On n'avance plus et il y a de quoi avoir le moral dans les chaussettes. Après douze semaines, des milliers de blessés et plus d'une dizaine de morts, pourquoi le gouvernement est-il en train de gagner la partie? Est-ce la faute à la désorganisation toute relative du mouvement des gilets jaunes? Peut-être bien, oui, mais il y a des facteurs bien plus déterminants.
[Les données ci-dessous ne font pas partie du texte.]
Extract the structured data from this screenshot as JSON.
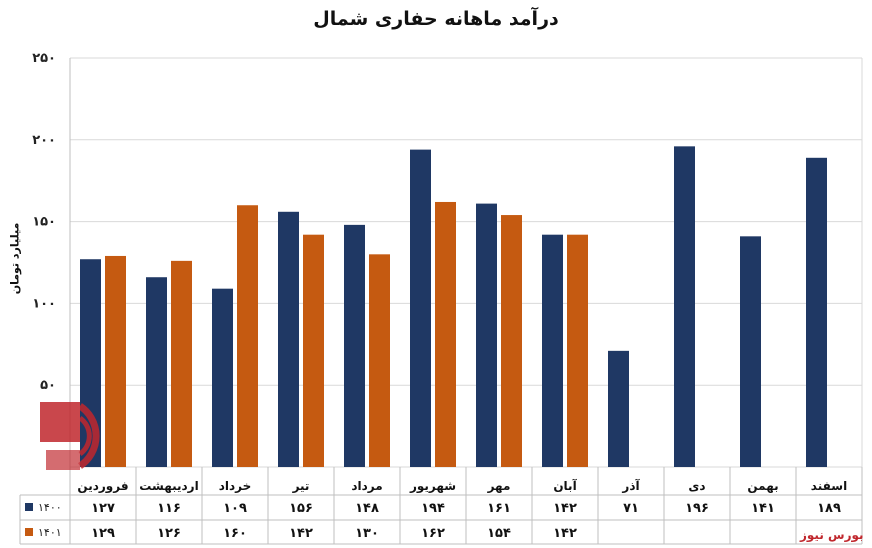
{
  "chart_data": {
    "type": "bar",
    "title": "درآمد ماهانه حفاری شمال",
    "ylabel": "میلیارد تومان",
    "ylim": [
      0,
      250
    ],
    "yticks": [
      "۲۵۰",
      "۲۰۰",
      "۱۵۰",
      "۱۰۰",
      "۵۰"
    ],
    "grid": true,
    "categories": [
      "فروردین",
      "اردیبهشت",
      "خرداد",
      "تیر",
      "مرداد",
      "شهریور",
      "مهر",
      "آبان",
      "آذر",
      "دی",
      "بهمن",
      "اسفند"
    ],
    "series": [
      {
        "name": "۱۴۰۰",
        "color": "#1f3864",
        "values": [
          127,
          116,
          109,
          156,
          148,
          194,
          161,
          142,
          71,
          196,
          141,
          189
        ],
        "labels": [
          "۱۲۷",
          "۱۱۶",
          "۱۰۹",
          "۱۵۶",
          "۱۴۸",
          "۱۹۴",
          "۱۶۱",
          "۱۴۲",
          "۷۱",
          "۱۹۶",
          "۱۴۱",
          "۱۸۹"
        ]
      },
      {
        "name": "۱۴۰۱",
        "color": "#c55a11",
        "values": [
          129,
          126,
          160,
          142,
          130,
          162,
          154,
          142,
          null,
          null,
          null,
          null
        ],
        "labels": [
          "۱۲۹",
          "۱۲۶",
          "۱۶۰",
          "۱۴۲",
          "۱۳۰",
          "۱۶۲",
          "۱۵۴",
          "۱۴۲",
          "",
          "",
          "",
          ""
        ]
      }
    ]
  },
  "brand": "بورس نیوز"
}
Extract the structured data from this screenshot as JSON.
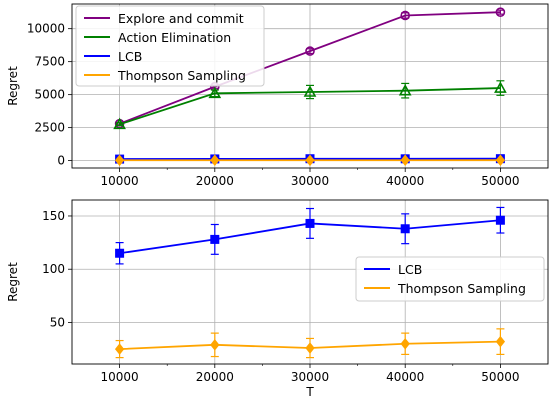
{
  "chart_data": [
    {
      "type": "line",
      "xlabel": "",
      "ylabel": "Regret",
      "x": [
        10000,
        20000,
        30000,
        40000,
        50000
      ],
      "xticks": [
        "10000",
        "20000",
        "30000",
        "40000",
        "50000"
      ],
      "yticks": [
        0,
        2500,
        5000,
        7500,
        10000
      ],
      "xlim": [
        5000,
        55000
      ],
      "ylim": [
        -560,
        11870
      ],
      "grid": true,
      "legend_position": "top-left",
      "series": [
        {
          "name": "Explore and commit",
          "color": "#800080",
          "marker": "circle",
          "values": [
            2800,
            5600,
            8300,
            11000,
            11250
          ],
          "err": [
            80,
            120,
            180,
            200,
            150
          ]
        },
        {
          "name": "Action Elimination",
          "color": "#008000",
          "marker": "triangle",
          "values": [
            2750,
            5100,
            5200,
            5300,
            5500
          ],
          "err": [
            100,
            250,
            500,
            550,
            550
          ]
        },
        {
          "name": "LCB",
          "color": "#0000ff",
          "marker": "square",
          "values": [
            115,
            128,
            143,
            138,
            146
          ],
          "err": [
            10,
            14,
            14,
            14,
            12
          ]
        },
        {
          "name": "Thompson Sampling",
          "color": "#ffa500",
          "marker": "diamond",
          "values": [
            25,
            29,
            26,
            30,
            32
          ],
          "err": [
            8,
            11,
            9,
            10,
            12
          ]
        }
      ]
    },
    {
      "type": "line",
      "xlabel": "T",
      "ylabel": "Regret",
      "x": [
        10000,
        20000,
        30000,
        40000,
        50000
      ],
      "xticks": [
        "10000",
        "20000",
        "30000",
        "40000",
        "50000"
      ],
      "yticks": [
        50,
        100,
        150
      ],
      "xlim": [
        5000,
        55000
      ],
      "ylim": [
        11,
        165
      ],
      "grid": true,
      "legend_position": "center-right",
      "series": [
        {
          "name": "LCB",
          "color": "#0000ff",
          "marker": "square",
          "values": [
            115,
            128,
            143,
            138,
            146
          ],
          "err": [
            10,
            14,
            14,
            14,
            12
          ]
        },
        {
          "name": "Thompson Sampling",
          "color": "#ffa500",
          "marker": "diamond",
          "values": [
            25,
            29,
            26,
            30,
            32
          ],
          "err": [
            8,
            11,
            9,
            10,
            12
          ]
        }
      ]
    }
  ]
}
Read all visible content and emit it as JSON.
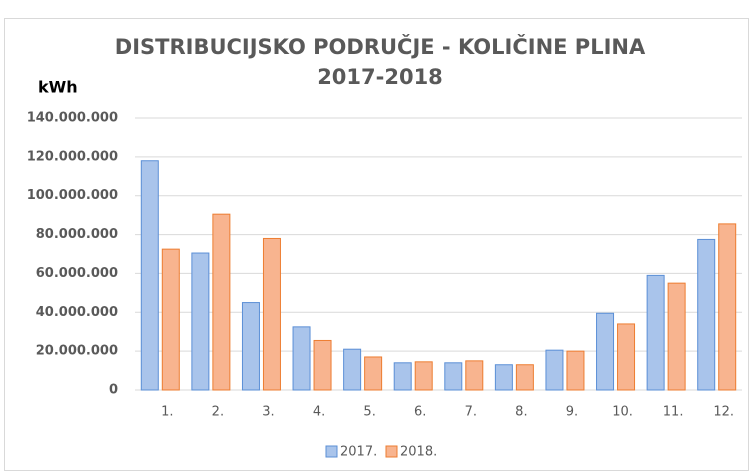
{
  "chart_data": {
    "type": "bar",
    "title": [
      "DISTRIBUCIJSKO  PODRUČJE  - KOLIČINE PLINA",
      "2017-2018"
    ],
    "y_label": "kWh",
    "categories": [
      "1.",
      "2.",
      "3.",
      "4.",
      "5.",
      "6.",
      "7.",
      "8.",
      "9.",
      "10.",
      "11.",
      "12."
    ],
    "series": [
      {
        "name": "2017.",
        "color": "#a9c4eb",
        "edge": "#5b8fd6",
        "values": [
          118000000,
          70500000,
          45000000,
          32500000,
          21000000,
          14000000,
          14000000,
          13000000,
          20500000,
          39500000,
          59000000,
          77500000
        ]
      },
      {
        "name": "2018.",
        "color": "#f8b48f",
        "edge": "#ed7d31",
        "values": [
          72500000,
          90500000,
          78000000,
          25500000,
          17000000,
          14500000,
          15000000,
          13000000,
          20000000,
          34000000,
          55000000,
          85500000
        ]
      }
    ],
    "ylim": [
      0,
      140000000
    ],
    "yticks": [
      0,
      {
        "value": 20000000,
        "label": "20.000.000"
      },
      {
        "value": 40000000,
        "label": "40.000.000"
      },
      {
        "value": 60000000,
        "label": "60.000.000"
      },
      {
        "value": 80000000,
        "label": "80.000.000"
      },
      {
        "value": 100000000,
        "label": "100.000.000"
      },
      {
        "value": 120000000,
        "label": "120.000.000"
      },
      {
        "value": 140000000,
        "label": "140.000.000"
      }
    ],
    "grid": true,
    "legend": "bottom"
  }
}
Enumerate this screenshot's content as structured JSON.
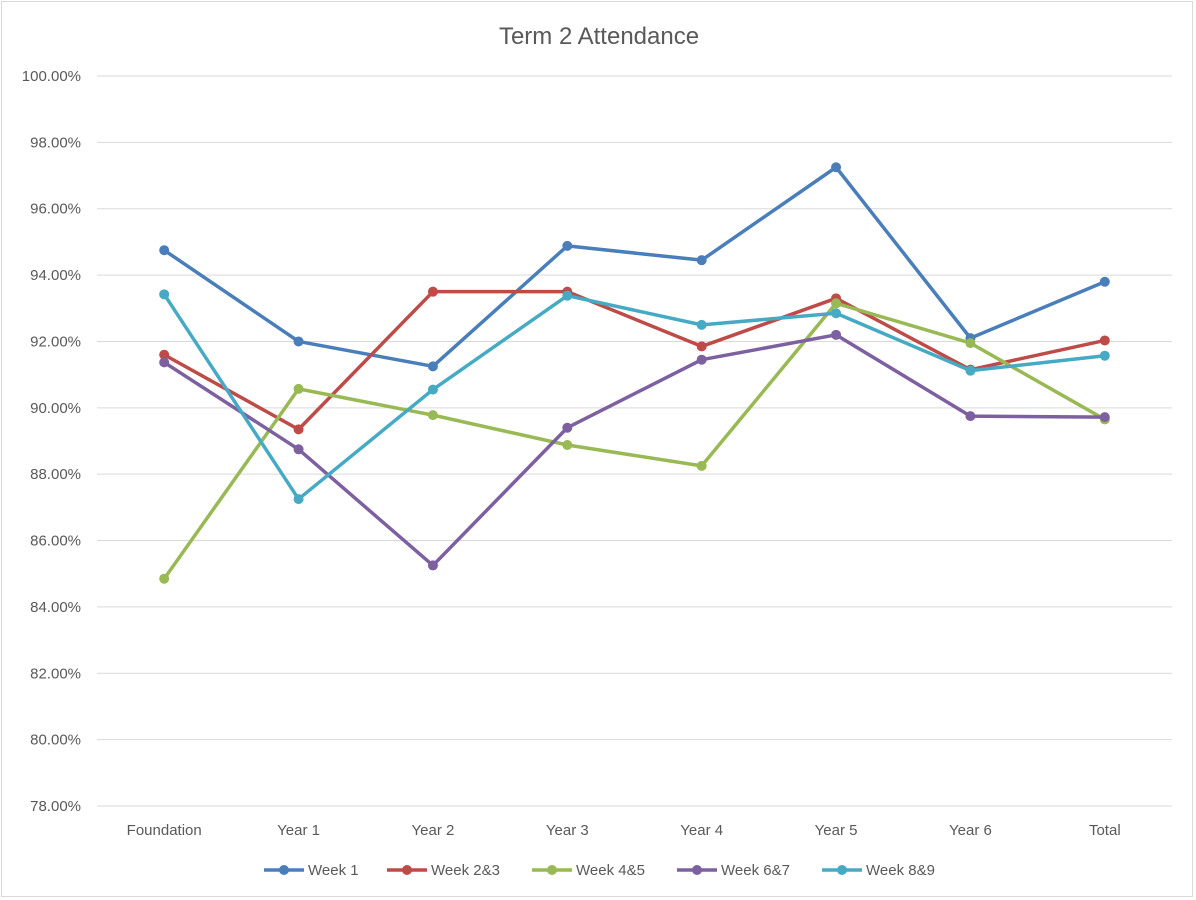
{
  "chart_data": {
    "type": "line",
    "title": "Term 2 Attendance",
    "categories": [
      "Foundation",
      "Year 1",
      "Year 2",
      "Year 3",
      "Year 4",
      "Year 5",
      "Year 6",
      "Total"
    ],
    "ylim": [
      78,
      100
    ],
    "ytick_step": 2,
    "ytick_labels": [
      "78.00%",
      "80.00%",
      "82.00%",
      "84.00%",
      "86.00%",
      "88.00%",
      "90.00%",
      "92.00%",
      "94.00%",
      "96.00%",
      "98.00%",
      "100.00%"
    ],
    "grid": true,
    "legend_position": "bottom",
    "series": [
      {
        "name": "Week 1",
        "color": "#4a7ebb",
        "values": [
          94.75,
          92.0,
          91.25,
          94.88,
          94.45,
          97.25,
          92.1,
          93.8
        ]
      },
      {
        "name": "Week 2&3",
        "color": "#be4b48",
        "values": [
          91.6,
          89.35,
          93.5,
          93.5,
          91.85,
          93.3,
          91.15,
          92.03
        ]
      },
      {
        "name": "Week 4&5",
        "color": "#98b954",
        "values": [
          84.85,
          90.57,
          89.78,
          88.88,
          88.25,
          93.15,
          91.95,
          89.65
        ]
      },
      {
        "name": "Week 6&7",
        "color": "#7d60a0",
        "values": [
          91.37,
          88.75,
          85.25,
          89.4,
          91.45,
          92.2,
          89.75,
          89.72
        ]
      },
      {
        "name": "Week 8&9",
        "color": "#46aac5",
        "values": [
          93.42,
          87.25,
          90.55,
          93.38,
          92.5,
          92.85,
          91.12,
          91.57
        ]
      }
    ]
  }
}
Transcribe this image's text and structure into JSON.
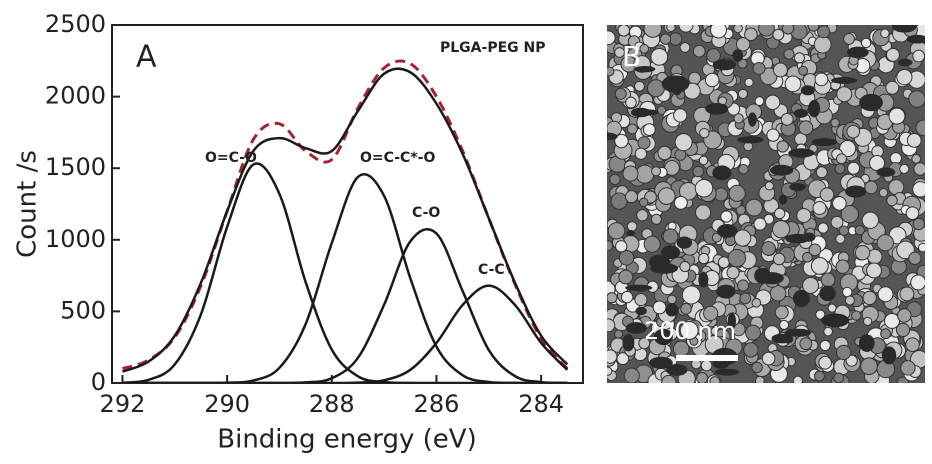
{
  "chart_data": {
    "type": "line",
    "xlabel": "Binding energy (eV)",
    "ylabel": "Count /s",
    "panel_labels": [
      "A",
      "B"
    ],
    "annotations": [
      "PLGA-PEG NP",
      "O=C-O",
      "O=C-C*-O",
      "C-O",
      "C-C"
    ],
    "scale_bar_label": "200 nm",
    "x": [
      292,
      291.5,
      291,
      290.5,
      290,
      289.5,
      289,
      288.5,
      288,
      287.5,
      287,
      286.5,
      286,
      285.5,
      285,
      284.5,
      284,
      283.5
    ],
    "series": [
      {
        "color": "#a3242b",
        "dashed": true,
        "values": [
          100,
          160,
          320,
          680,
          1200,
          1700,
          1810,
          1620,
          1560,
          1920,
          2200,
          2230,
          2000,
          1620,
          1150,
          690,
          310,
          100
        ]
      },
      {
        "color": "#1a1a1a",
        "values": [
          80,
          150,
          330,
          700,
          1200,
          1620,
          1710,
          1640,
          1620,
          1900,
          2160,
          2170,
          1950,
          1600,
          1150,
          700,
          330,
          130
        ]
      },
      {
        "color": "#1a1a1a",
        "values": [
          2,
          22,
          130,
          480,
          1090,
          1525,
          1320,
          705,
          233,
          47,
          6,
          1,
          0,
          0,
          0,
          0,
          0,
          0
        ]
      },
      {
        "color": "#1a1a1a",
        "values": [
          0,
          0,
          0,
          0,
          2,
          17,
          106,
          411,
          978,
          1439,
          1306,
          732,
          254,
          54,
          7,
          1,
          0,
          0
        ]
      },
      {
        "color": "#1a1a1a",
        "values": [
          0,
          0,
          0,
          0,
          0,
          0,
          0,
          4,
          33,
          176,
          547,
          989,
          1044,
          642,
          230,
          48,
          6,
          0
        ]
      },
      {
        "color": "#1a1a1a",
        "values": [
          0,
          0,
          0,
          0,
          0,
          0,
          0,
          0,
          0,
          3,
          19,
          92,
          280,
          545,
          680,
          545,
          280,
          92
        ]
      }
    ],
    "xlim": [
      292.2,
      283.2
    ],
    "ylim": [
      0,
      2500
    ],
    "xticks": [
      292,
      290,
      288,
      286,
      284
    ],
    "yticks": [
      0,
      500,
      1000,
      1500,
      2000,
      2500
    ]
  }
}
Déplorons-les.
Le gouvernement est en train de gagner car nos institutions interdisent en l'état toute remise en cause de la politique mise en place : tout et son contraire peut être voté à tout moment, que les caniveaux de nos rues charrient de l'eau ou bien le sang des manifestants... Tout est possible avec une bande de godillots semblables à ceux de la REM. Il paraît que ces individus viennent essentiellement du centre, centre gauche et de la société civile. Mais depuis quand le centre gauche est-il liberticide et autoritaire, au point de retirer aux juges la décision d'interdire de manifester, pour la confier aux préfets, incarnations régionales du gouvernement? Comment ces députés, qui ne représentent non pas le peuple mais l'idéologie libérale vendue par Macron lors de sa campagne, peuvent-ils d'être considérés comme des personnes responsables, doués d'une conscience ? Comment les respecter, quand on les voit soutenir l'usage d'armes invalidantes, le doigt sur la couture du pantalon, évangélisés par saint Macron ? Comment peuvent-ils prétendre à ce qu'on les prenne au sérieux dans leur rôle de parlementaire quand ils vont ainsi à l'encontre de la volonté des gens (la majorité de français qui n'encourage certainement pas la mutilation des manifestants).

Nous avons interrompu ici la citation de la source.